I wondered, as I read these sentiments, if we have lost the art of writing love letters. To me, there is nothing sweeter than kind words from those who mean the world to me. Sarah McLachlan got it right when she wrote “Your love is better than chocolate!”

Over my lifetime, I have received beautiful expression of gratitude, love, comfort, and hope from family and friends. Some of the sweetest and most precious love letters in my life have come from my adoption relationships. I will forever be grateful for the love, appreciation, and support we’ve received over the years from our children’s birth families and close adoption friends. These expressions of love have created a permanent imprint in my heart.

Not only do I appreciate the love they show us, I appreciate the love letters they have written my children. We have letters written from our children’s birth mothers explaining their decision to place and expressing their love. I appreciate how my children can read their birth mother’s stories from them, using their voice and words they would choose to describe their decision. It sounds different (to them) coming from us.

“I knew I could give you love with all of my heart, and I could give you all that I had, but it wasn’t enough. I couldn’t give you a mom and a dad. [...] I wanted you to have great examples of what you could become. [...] With all the love I had for you, I decided to place you for adoption. I picked for you a mom and dad that would love you. [...] Their lives were on the path. . . where I want you to be.” These resolute words of love and purpose bring comfort to my son when he wonders why he was placed for adoption.

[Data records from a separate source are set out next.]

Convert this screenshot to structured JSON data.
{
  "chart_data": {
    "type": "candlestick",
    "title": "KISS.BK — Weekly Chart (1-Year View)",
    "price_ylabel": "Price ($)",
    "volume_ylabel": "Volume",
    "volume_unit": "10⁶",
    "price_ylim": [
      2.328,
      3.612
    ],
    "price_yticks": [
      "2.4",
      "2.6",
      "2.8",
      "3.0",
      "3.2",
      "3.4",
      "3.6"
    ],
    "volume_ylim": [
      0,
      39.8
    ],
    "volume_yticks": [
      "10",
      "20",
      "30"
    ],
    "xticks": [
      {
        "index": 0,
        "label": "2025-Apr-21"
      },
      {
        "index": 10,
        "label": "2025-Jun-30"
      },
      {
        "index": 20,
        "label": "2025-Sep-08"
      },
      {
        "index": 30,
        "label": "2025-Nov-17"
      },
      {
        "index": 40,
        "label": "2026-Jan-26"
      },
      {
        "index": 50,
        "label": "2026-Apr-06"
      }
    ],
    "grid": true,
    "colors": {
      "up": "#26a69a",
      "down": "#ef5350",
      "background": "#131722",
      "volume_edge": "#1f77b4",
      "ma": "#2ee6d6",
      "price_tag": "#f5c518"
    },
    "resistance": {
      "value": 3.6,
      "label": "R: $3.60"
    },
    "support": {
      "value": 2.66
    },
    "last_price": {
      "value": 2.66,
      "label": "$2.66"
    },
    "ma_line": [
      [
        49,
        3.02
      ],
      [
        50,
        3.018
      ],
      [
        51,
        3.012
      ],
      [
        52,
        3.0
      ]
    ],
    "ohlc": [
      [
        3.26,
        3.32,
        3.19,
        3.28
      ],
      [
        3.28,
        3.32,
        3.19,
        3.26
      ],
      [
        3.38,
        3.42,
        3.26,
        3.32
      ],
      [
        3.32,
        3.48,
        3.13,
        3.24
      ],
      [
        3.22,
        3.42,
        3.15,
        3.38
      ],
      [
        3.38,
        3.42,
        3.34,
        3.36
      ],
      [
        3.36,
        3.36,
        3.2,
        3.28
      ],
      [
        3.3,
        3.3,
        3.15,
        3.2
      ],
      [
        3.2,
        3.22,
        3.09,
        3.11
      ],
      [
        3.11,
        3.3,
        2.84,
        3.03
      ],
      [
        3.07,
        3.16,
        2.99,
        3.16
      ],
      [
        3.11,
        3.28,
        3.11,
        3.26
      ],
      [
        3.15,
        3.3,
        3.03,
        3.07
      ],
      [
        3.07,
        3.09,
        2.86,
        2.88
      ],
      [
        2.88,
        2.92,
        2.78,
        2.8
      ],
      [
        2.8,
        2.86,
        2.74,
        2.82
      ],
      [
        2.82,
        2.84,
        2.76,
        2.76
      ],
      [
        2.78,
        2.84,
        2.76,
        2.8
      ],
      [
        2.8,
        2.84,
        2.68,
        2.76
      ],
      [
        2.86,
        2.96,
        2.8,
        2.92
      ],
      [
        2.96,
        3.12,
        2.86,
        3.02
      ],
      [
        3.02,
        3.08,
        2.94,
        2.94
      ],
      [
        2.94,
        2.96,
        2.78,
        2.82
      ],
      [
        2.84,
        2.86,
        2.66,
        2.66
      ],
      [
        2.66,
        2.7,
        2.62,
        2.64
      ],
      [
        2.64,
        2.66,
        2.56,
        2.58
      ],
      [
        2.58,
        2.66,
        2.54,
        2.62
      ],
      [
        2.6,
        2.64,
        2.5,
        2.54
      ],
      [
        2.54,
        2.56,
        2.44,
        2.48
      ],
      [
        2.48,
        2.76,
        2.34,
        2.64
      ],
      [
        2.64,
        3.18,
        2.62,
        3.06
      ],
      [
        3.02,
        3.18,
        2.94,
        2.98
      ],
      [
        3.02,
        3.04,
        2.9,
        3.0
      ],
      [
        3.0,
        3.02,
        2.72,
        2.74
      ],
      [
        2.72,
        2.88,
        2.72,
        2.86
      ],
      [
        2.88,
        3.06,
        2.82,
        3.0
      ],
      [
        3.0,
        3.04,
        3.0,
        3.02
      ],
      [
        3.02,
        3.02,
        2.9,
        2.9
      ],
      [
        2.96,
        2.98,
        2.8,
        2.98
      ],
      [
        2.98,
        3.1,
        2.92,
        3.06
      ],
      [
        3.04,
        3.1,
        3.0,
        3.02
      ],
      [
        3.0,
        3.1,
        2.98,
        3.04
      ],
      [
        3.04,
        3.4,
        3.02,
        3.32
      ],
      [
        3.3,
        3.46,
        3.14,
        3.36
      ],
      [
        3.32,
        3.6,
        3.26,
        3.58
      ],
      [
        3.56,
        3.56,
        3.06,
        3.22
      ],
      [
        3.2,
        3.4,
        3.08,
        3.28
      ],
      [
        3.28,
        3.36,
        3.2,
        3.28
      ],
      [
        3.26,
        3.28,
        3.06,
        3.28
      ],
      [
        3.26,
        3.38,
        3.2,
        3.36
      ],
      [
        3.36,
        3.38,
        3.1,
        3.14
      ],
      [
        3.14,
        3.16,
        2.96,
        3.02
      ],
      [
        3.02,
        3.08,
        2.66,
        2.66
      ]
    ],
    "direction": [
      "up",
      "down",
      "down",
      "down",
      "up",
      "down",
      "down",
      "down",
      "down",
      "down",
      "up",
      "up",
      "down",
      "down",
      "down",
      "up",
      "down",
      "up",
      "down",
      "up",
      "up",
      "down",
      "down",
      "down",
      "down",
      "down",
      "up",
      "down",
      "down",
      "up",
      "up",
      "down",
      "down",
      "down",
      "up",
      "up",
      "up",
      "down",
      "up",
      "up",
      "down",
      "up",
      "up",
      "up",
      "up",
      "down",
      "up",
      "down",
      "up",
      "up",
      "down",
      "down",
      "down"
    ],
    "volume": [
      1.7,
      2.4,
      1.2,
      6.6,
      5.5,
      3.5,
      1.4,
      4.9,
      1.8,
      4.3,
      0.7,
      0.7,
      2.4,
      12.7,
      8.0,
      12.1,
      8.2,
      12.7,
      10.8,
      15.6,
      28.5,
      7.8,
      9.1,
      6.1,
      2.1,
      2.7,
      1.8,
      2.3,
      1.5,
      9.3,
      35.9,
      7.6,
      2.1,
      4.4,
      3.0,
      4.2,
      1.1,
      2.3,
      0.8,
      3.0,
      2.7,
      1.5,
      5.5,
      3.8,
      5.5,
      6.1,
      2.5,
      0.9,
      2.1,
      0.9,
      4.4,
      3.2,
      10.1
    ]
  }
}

“It might sound selfish, but I am not. I’m just thinking about someone besides myself for the first time. [...] I just hope one day you will understand my decision [to place]. It was a very hard decision. . . but I know in my heart I made the right choice, ” wrote another one of our birth mothers to explain her choice. Love is demonstrated when we choose to put someone else’s needs above our own.

I know some might say now that we have open adoptions, we can just tell each other how we feel in person or via text. And that is true, you can. I hope you do. Yet, to me there is value in writing down how you feel so the recipient can keep these words and read them to whenever he wants. They may remember and even hear the sentiment more if it is written in a more formal format.

“I love you with all of my heart and don’t want you to forget that!” “Just remember, I’m always thinking of you and wondering what you are doing. You’re always going to have a place in my heart!” These are comments our children’s birth mothers wrote to them, and mean the world to our family!

Aren’t these the words we love to hear? Have you written a love letter to your child you placed for adoption? Or if you are an adoptive parent, have you written a letter of love and appreciation to your child’s birth mother? I encourage you to take the time to formally express your love and gratitude to those who have touched your heart in a way no other could. Let’s share the love!